Christopher Muse says that what Bly tragically failed to appreciate was that no one in the Suffolk DA’s Office would have given him a fairer shake than McLaughlin, both during his trial and afterward.
Locke agrees. He notes that many of his colleagues considered McLaughlin to be the least likely person to be targeted for doing his job, given the pains he took not to make the work personal.
“He was not disparaging or dismissive of opposing counsel or the defendants,” Locke says. “He was just doing his public duty.”
Especially when he was practicing in the District Court, McLaughlin realized that 90 percent of the people were not bad or evil but had merely gone astray. He saw his job as a prosecutor as seeking justice for all, including the accused, Christopher Muse says.
Locke says that in the spring of 1995, while at lunch together, Locke asked McLaughlin why he never campaigned to join him at the U.S. attorney’s Office, given that “the pay is better, the hours are shorter, and the offices are bigger.”
McLaughlin acknowledged that he had given it some thought but then decided to stay put, focusing on Boston while working with the Suffolk DA.
“He said, ‘This is my community. This is where I can make a difference,’” Locke recalls.
McLaughlin also had a quick wit and “could find the humor in almost anything,” Locke says.
Case in point: As Locke was preparing to leave the Middlesex DA’s Office to join the U.S. attorney’s Office, the Department of Justice subjected Locke to a background check, conducted by the FBI. Locke says he “made the mistake” of listing McLaughlin as a reference.
“Everything went fine until [the FBI agent] asked him, ‘Is [Locke] a member of any subversive organizations?’” Locke remembers.
McLaughin couldn’t resist.
“Yes,” he replied. “The Republican Party.”
Peter J. Muse
The namesake of the other advocacy award, Peter J. Muse, was McLaughlin’s classmate in the Class of 1981 at Suffolk Law. He was rushed to Beth Israel Hospital the night before he was set to begin a murder trial and diagnosed with brain cancer.
Christopher Muse says that when he contacted his brother at the hospital, his first words were an instruction to call the judge’s office and apologize for his need to delay the trial.
Peter Muse would be transferred to Massachusetts General Hospital for emergency surgery to relieve pressure on his brain. When he came out of surgery, doctors told him that he would need to remain in the hospital for four or five days to recuperate. Again, he was quick to tell those doctors that would not do, that he had to get back to work and try his case.
“That was his focus,” Christopher Muse says.
Peter Muse died in December 2012, at the age of 57, but not before amassing an impressive record of acquittals, including in first-degree murder cases, according to his brother.
In a tribute published in Lawyers Weekly in February 2013, John C. Prescott Jr. of the Committee for Public Counsel Services wrote about Peter Muse’s personal approach to his cases.
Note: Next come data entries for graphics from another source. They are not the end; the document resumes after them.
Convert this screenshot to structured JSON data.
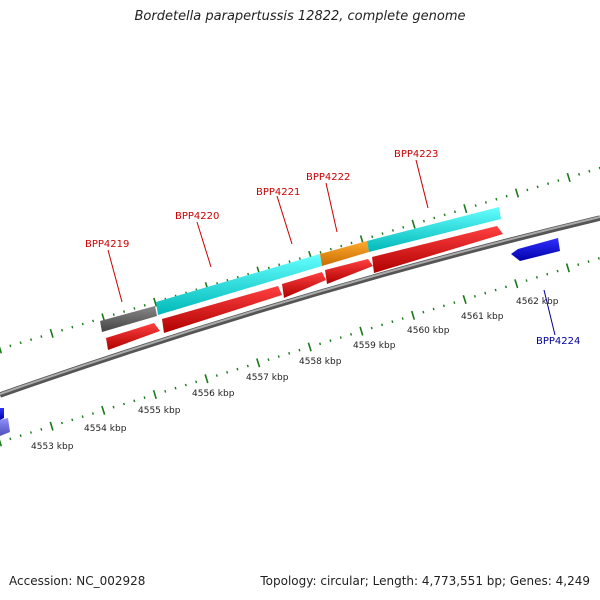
{
  "title": "Bordetella parapertussis 12822, complete genome",
  "footer": {
    "accession": "Accession: NC_002928",
    "summary": "Topology: circular; Length: 4,773,551 bp; Genes: 4,249"
  },
  "scale_labels": [
    "4553 kbp",
    "4554 kbp",
    "4555 kbp",
    "4556 kbp",
    "4557 kbp",
    "4558 kbp",
    "4559 kbp",
    "4560 kbp",
    "4561 kbp",
    "4562 kbp"
  ],
  "genes": [
    {
      "label": "BPP4219",
      "color": "#cc0000"
    },
    {
      "label": "BPP4220",
      "color": "#cc0000"
    },
    {
      "label": "BPP4221",
      "color": "#cc0000"
    },
    {
      "label": "BPP4222",
      "color": "#cc0000"
    },
    {
      "label": "BPP4223",
      "color": "#cc0000"
    },
    {
      "label": "BPP4224",
      "color": "#000099"
    }
  ],
  "colors": {
    "cds_forward": "#ee0000",
    "cds_reverse": "#0000dd",
    "cog_grey": "#666666",
    "cog_cyan": "#00e5e5",
    "cog_orange": "#f08c00",
    "cog_violet": "#7070dd",
    "ticks": "#1a7a1a",
    "backbone": "#888888"
  }
}
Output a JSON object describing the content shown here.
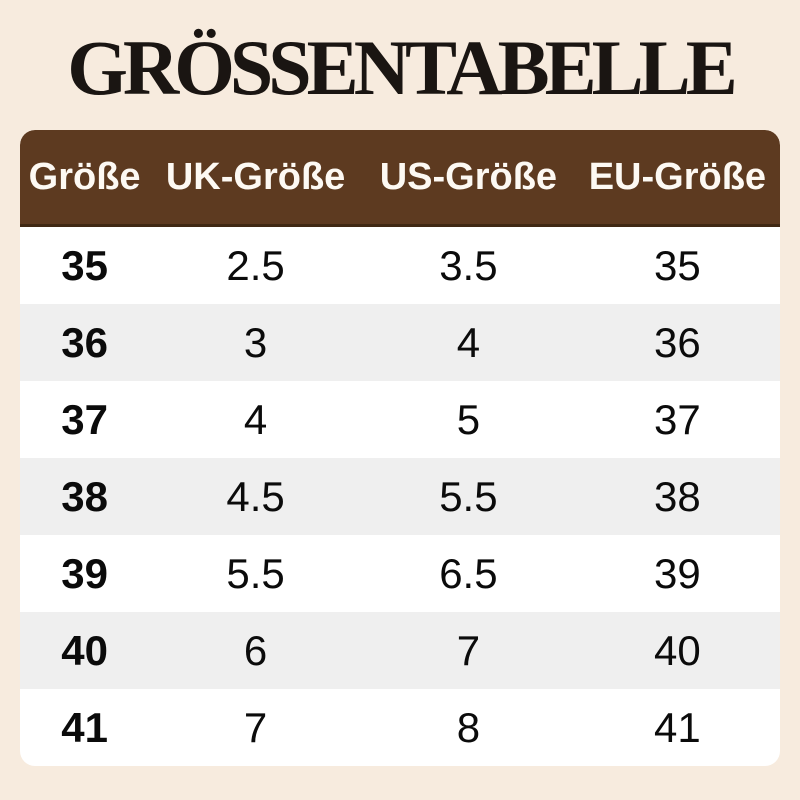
{
  "page": {
    "background_color": "#f7ebde",
    "title": "GRÖSSENTABELLE"
  },
  "table": {
    "header_bg_color": "#5d3a20",
    "header_text_color": "#fdf9f3",
    "row_bg_color": "#ffffff",
    "row_alt_bg_color": "#efefef",
    "columns": [
      "Größe",
      "UK-Größe",
      "US-Größe",
      "EU-Größe"
    ],
    "rows": [
      [
        "35",
        "2.5",
        "3.5",
        "35"
      ],
      [
        "36",
        "3",
        "4",
        "36"
      ],
      [
        "37",
        "4",
        "5",
        "37"
      ],
      [
        "38",
        "4.5",
        "5.5",
        "38"
      ],
      [
        "39",
        "5.5",
        "6.5",
        "39"
      ],
      [
        "40",
        "6",
        "7",
        "40"
      ],
      [
        "41",
        "7",
        "8",
        "41"
      ]
    ]
  },
  "chart_data": {
    "type": "table",
    "title": "GRÖSSENTABELLE",
    "columns": [
      "Größe",
      "UK-Größe",
      "US-Größe",
      "EU-Größe"
    ],
    "rows": [
      [
        "35",
        "2.5",
        "3.5",
        "35"
      ],
      [
        "36",
        "3",
        "4",
        "36"
      ],
      [
        "37",
        "4",
        "5",
        "37"
      ],
      [
        "38",
        "4.5",
        "5.5",
        "38"
      ],
      [
        "39",
        "5.5",
        "6.5",
        "39"
      ],
      [
        "40",
        "6",
        "7",
        "40"
      ],
      [
        "41",
        "7",
        "8",
        "41"
      ]
    ],
    "layout_hints": {
      "header_style": "brown background, white bold text, rounded top corners",
      "row_striping": "white / light-gray alternating starting with white",
      "alignment": "all cells centered",
      "first_column_bold": true
    }
  }
}
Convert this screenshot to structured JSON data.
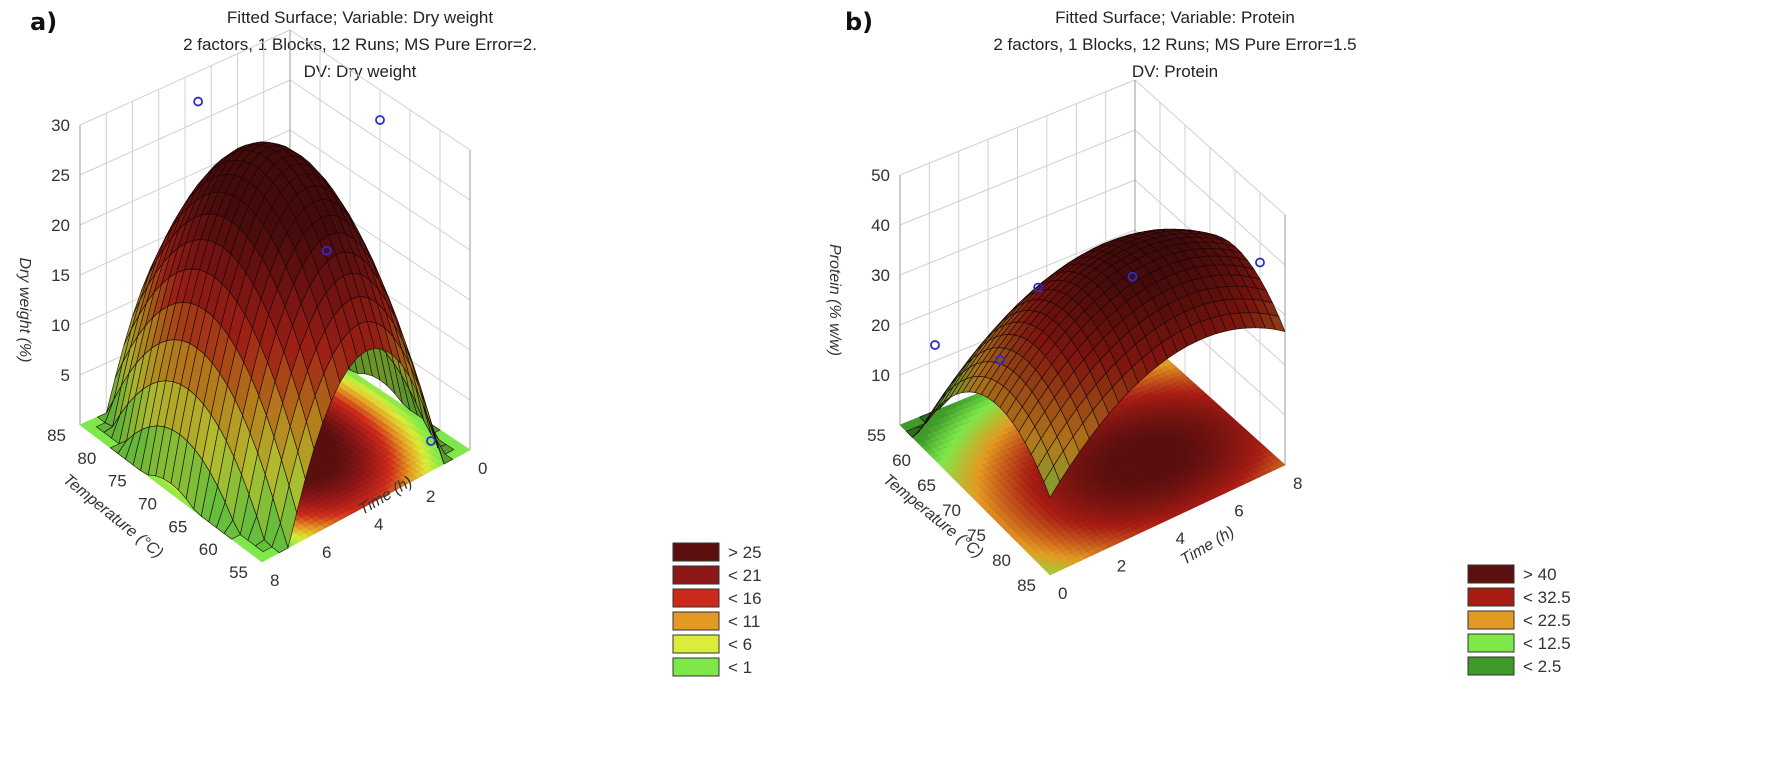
{
  "chart_data": [
    {
      "panel_label": "a)",
      "type": "surface3d",
      "title_lines": [
        "Fitted Surface; Variable: Dry weight",
        "2 factors, 1 Blocks, 12 Runs; MS Pure Error=2.",
        "DV: Dry weight"
      ],
      "xlabel": "Time (h)",
      "ylabel": "Temperature (°C)",
      "zlabel": "Dry weight (%)",
      "x_range": [
        0,
        8
      ],
      "y_range": [
        55,
        85
      ],
      "z_range": [
        0,
        30
      ],
      "x_ticks": [
        0,
        2,
        4,
        6,
        8
      ],
      "y_ticks": [
        55,
        60,
        65,
        70,
        75,
        80,
        85
      ],
      "z_ticks": [
        5,
        10,
        15,
        20,
        25,
        30
      ],
      "surface": {
        "peak_x": 4,
        "peak_y": 70,
        "peak_z": 29,
        "a": 1.75,
        "b": 0.06
      },
      "observed_points": [
        {
          "x": 3.5,
          "y": 85,
          "z": 27
        },
        {
          "x": 0,
          "y": 70,
          "z": 27
        },
        {
          "x": 2.5,
          "y": 68,
          "z": 18
        },
        {
          "x": 1.5,
          "y": 55,
          "z": 3
        }
      ],
      "legend": [
        {
          "label": "> 25",
          "color": "#5c0f0f"
        },
        {
          "label": "< 21",
          "color": "#8e1717"
        },
        {
          "label": "< 16",
          "color": "#cc2a1b"
        },
        {
          "label": "< 11",
          "color": "#e39a22"
        },
        {
          "label": "< 6",
          "color": "#dcec3a"
        },
        {
          "label": "< 1",
          "color": "#7ee84a"
        }
      ],
      "levels": [
        1,
        6,
        11,
        16,
        21,
        25
      ]
    },
    {
      "panel_label": "b)",
      "type": "surface3d",
      "title_lines": [
        "Fitted Surface; Variable: Protein",
        "2 factors, 1 Blocks, 12 Runs; MS Pure Error=1.5",
        "DV: Protein"
      ],
      "xlabel": "Time (h)",
      "ylabel": "Temperature (°C)",
      "zlabel": "Protein (% w/w)",
      "x_range": [
        0,
        8
      ],
      "y_range": [
        55,
        85
      ],
      "z_range": [
        0,
        50
      ],
      "x_ticks": [
        0,
        2,
        4,
        6,
        8
      ],
      "y_ticks": [
        55,
        60,
        65,
        70,
        75,
        80,
        85
      ],
      "z_ticks": [
        10,
        20,
        30,
        40,
        50
      ],
      "surface": {
        "peak_x": 5,
        "peak_y": 75,
        "peak_z": 41,
        "a": 0.7,
        "b": 0.08
      },
      "observed_points": [
        {
          "x": 0,
          "y": 62,
          "z": 23
        },
        {
          "x": 0,
          "y": 75,
          "z": 33
        },
        {
          "x": 4,
          "y": 78,
          "z": 42
        },
        {
          "x": 3,
          "y": 65,
          "z": 30
        },
        {
          "x": 8,
          "y": 80,
          "z": 36
        }
      ],
      "legend": [
        {
          "label": "> 40",
          "color": "#5c0f0f"
        },
        {
          "label": "< 32.5",
          "color": "#a81c14"
        },
        {
          "label": "< 22.5",
          "color": "#e39a22"
        },
        {
          "label": "< 12.5",
          "color": "#7ee84a"
        },
        {
          "label": "< 2.5",
          "color": "#3f9a2a"
        }
      ],
      "levels": [
        2.5,
        12.5,
        22.5,
        32.5,
        40
      ]
    }
  ]
}
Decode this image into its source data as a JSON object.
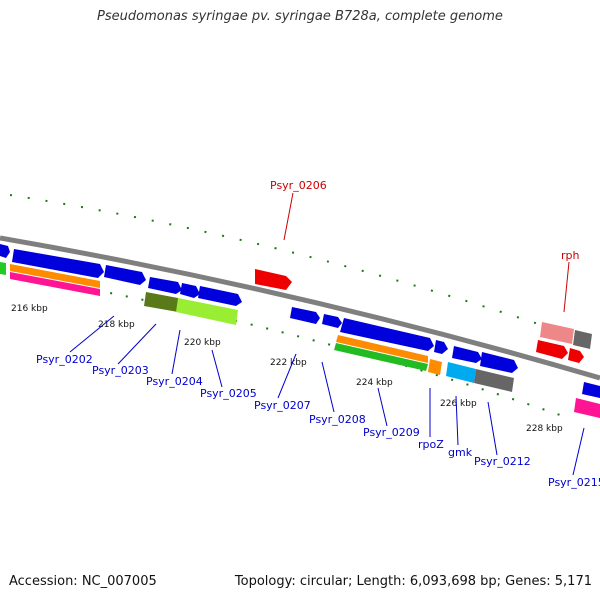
{
  "title": "Pseudomonas syringae pv. syringae B728a, complete genome",
  "footer": {
    "accession": "Accession: NC_007005",
    "topology": "Topology: circular; Length: 6,093,698 bp; Genes: 5,171"
  },
  "ticks": [
    "216 kbp",
    "218 kbp",
    "220 kbp",
    "222 kbp",
    "224 kbp",
    "226 kbp",
    "228 kbp"
  ],
  "genes": [
    {
      "label": "Psyr_0202",
      "color": "#0000cc"
    },
    {
      "label": "Psyr_0203",
      "color": "#0000cc"
    },
    {
      "label": "Psyr_0204",
      "color": "#0000cc"
    },
    {
      "label": "Psyr_0205",
      "color": "#0000cc"
    },
    {
      "label": "Psyr_0206",
      "color": "#cc0000"
    },
    {
      "label": "Psyr_0207",
      "color": "#0000cc"
    },
    {
      "label": "Psyr_0208",
      "color": "#0000cc"
    },
    {
      "label": "Psyr_0209",
      "color": "#0000cc"
    },
    {
      "label": "rpoZ",
      "color": "#0000cc"
    },
    {
      "label": "gmk",
      "color": "#0000cc"
    },
    {
      "label": "Psyr_0212",
      "color": "#0000cc"
    },
    {
      "label": "rph",
      "color": "#cc0000"
    },
    {
      "label": "Psyr_0215",
      "color": "#0000cc"
    }
  ]
}
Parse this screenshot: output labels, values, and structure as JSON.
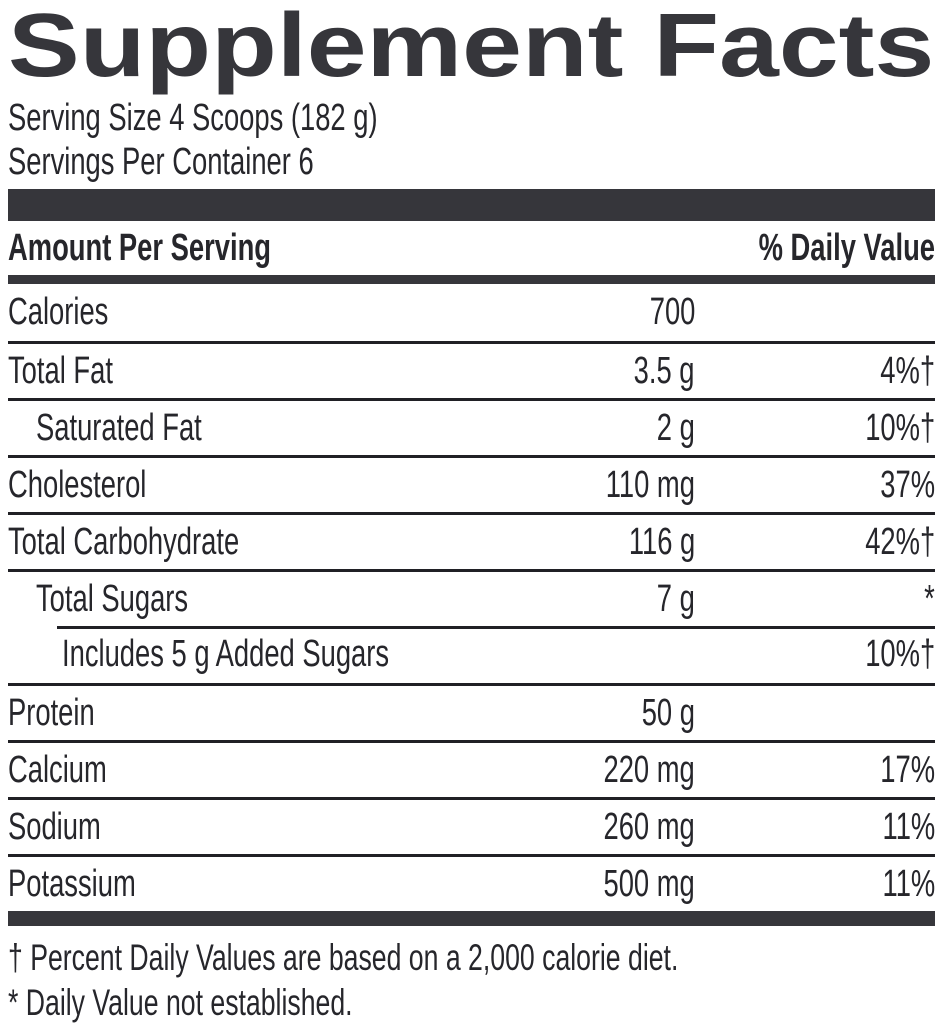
{
  "label": {
    "title": "Supplement Facts",
    "serving_size": "Serving Size 4 Scoops (182 g)",
    "servings_per_container": "Servings Per Container 6",
    "header": {
      "amount_per_serving": "Amount Per Serving",
      "daily_value": "% Daily Value"
    },
    "rows": [
      {
        "name": "Calories",
        "amount": "700",
        "dv": ""
      },
      {
        "name": "Total Fat",
        "amount": "3.5 g",
        "dv": "4%†"
      },
      {
        "name": "Saturated Fat",
        "amount": "2 g",
        "dv": "10%†"
      },
      {
        "name": "Cholesterol",
        "amount": "110 mg",
        "dv": "37%"
      },
      {
        "name": "Total Carbohydrate",
        "amount": "116 g",
        "dv": "42%†"
      },
      {
        "name": "Total Sugars",
        "amount": "7 g",
        "dv": "*"
      },
      {
        "name": "Includes 5 g Added Sugars",
        "amount": "",
        "dv": "10%†"
      },
      {
        "name": "Protein",
        "amount": "50 g",
        "dv": ""
      },
      {
        "name": "Calcium",
        "amount": "220 mg",
        "dv": "17%"
      },
      {
        "name": "Sodium",
        "amount": "260 mg",
        "dv": "11%"
      },
      {
        "name": "Potassium",
        "amount": "500 mg",
        "dv": "11%"
      }
    ],
    "footnotes": [
      "† Percent Daily Values are based on a 2,000 calorie diet.",
      "* Daily Value not established."
    ],
    "colors": {
      "text": "#26262b",
      "rule": "#202025",
      "bar": "#36363b",
      "background": "#ffffff"
    }
  }
}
“Every client mattered to Peter, and they knew it,” Prescott wrote. “He fearlessly and zealously fought to defend the liberty of all his clients no matter how unpopular the cause may have been.”
Not unlike McLaughlin, Muse also had “an insatiable wit and a legendary ability to play practical jokes,” Prescott added.
While the event will honor both the winners of the competition and the memories of McLaughlin and Muse, a few kind words are sure to be directed toward Tochka, who was unavailable to speak with Lawyers Weekly before deadline.
Locke makes clear that Tochka deserves “99.9 percent” of the credit for keeping the trial advocacy competition going all these years.
The program has not only fostered the development of litigation skills, but it has helped with “building bridges of collegiality between the defense and prosecution communities,” Locke says.
The importance of Tochka’s efforts at a time when trial work is becoming a lost art cannot be overstated, Christopher Muse says.
“This is something that has to be sustained in courtrooms, as it is vital to making sure social, racial and every form of justice is had,” he says.